I’ve known people who got quite radical and angry when they heard that phrase. “It’s nothing more than an ageist attempt to disempower me for being young!” Which sometimes it can be, but most of the time it is simply a literal statement of fact: you weren’t alive when such and such happened, so you have no personal memories of the event.

I read the phrase this morning on a few news blogs because the man who played the clown host of a morning children’s show that was popular in the 60s and 70s died last night.

I don’t have the excuse of being too young to remember the glory days of his show, but I don’t remember them. It was a show produced and seen only on a Seattle channel, and when I was young enough to be in the target age, I lived far, far away. So I’m just as detached as a bunch of much younger people about this. I can understand, in the abstract, how people feel, but I may never quite get it.

He never completely retired, continuing to make public appearances, raise money for charity, and so on, showing up in his patchwork painted limosine. By random chance earlier this year I nearly attended his final public appearance. I was buying salmon at the wild salmon market at fisherman’s terminal and confused that there was a giant crowd of people, and a bunch were wearing red clown noses. Then, as I was driving home, I passed his limo going the other way.

The memories of some experiences we have sometimes carry far more emotional weight and importance to us years after the fact than we expect them to.
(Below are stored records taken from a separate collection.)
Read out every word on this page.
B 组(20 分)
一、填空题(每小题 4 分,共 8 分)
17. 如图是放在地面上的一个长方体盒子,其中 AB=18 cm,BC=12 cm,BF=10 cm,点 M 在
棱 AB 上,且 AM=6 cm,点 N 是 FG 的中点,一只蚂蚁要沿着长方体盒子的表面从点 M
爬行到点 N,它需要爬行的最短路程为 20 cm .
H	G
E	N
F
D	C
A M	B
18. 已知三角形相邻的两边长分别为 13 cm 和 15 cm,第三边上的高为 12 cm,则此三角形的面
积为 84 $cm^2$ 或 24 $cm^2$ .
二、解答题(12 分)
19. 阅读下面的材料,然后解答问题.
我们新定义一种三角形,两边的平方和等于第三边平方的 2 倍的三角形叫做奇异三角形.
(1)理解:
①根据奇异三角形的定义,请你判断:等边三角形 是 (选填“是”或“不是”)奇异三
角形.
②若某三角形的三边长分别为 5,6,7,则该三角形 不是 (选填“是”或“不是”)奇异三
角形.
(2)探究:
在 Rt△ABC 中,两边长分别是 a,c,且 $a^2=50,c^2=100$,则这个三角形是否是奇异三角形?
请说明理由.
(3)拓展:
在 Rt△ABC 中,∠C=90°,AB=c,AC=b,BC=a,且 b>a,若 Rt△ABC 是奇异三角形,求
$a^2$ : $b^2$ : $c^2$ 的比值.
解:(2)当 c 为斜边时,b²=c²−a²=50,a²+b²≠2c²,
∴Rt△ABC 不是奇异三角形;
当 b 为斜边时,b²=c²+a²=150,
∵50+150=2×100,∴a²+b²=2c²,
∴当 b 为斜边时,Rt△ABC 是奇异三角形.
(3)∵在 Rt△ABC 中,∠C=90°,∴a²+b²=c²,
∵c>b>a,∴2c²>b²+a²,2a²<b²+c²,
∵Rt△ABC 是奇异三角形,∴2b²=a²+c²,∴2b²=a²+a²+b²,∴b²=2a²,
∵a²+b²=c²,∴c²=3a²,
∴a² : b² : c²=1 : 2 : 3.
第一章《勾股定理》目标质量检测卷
And that can be hard to explain to another person. When we describe it, even to us, it sounds silly. So he told some jokes and acted silly on screen. And you watched it every single morning when you were supposed to be getting ready for school. And?

But we all have experiences like that. It might be a family ritual, or a thing we used to do in church, or a favorite food at a chain restaurant.

In the abstract it is no big deal. But the human heart doesn’t live in the abstract.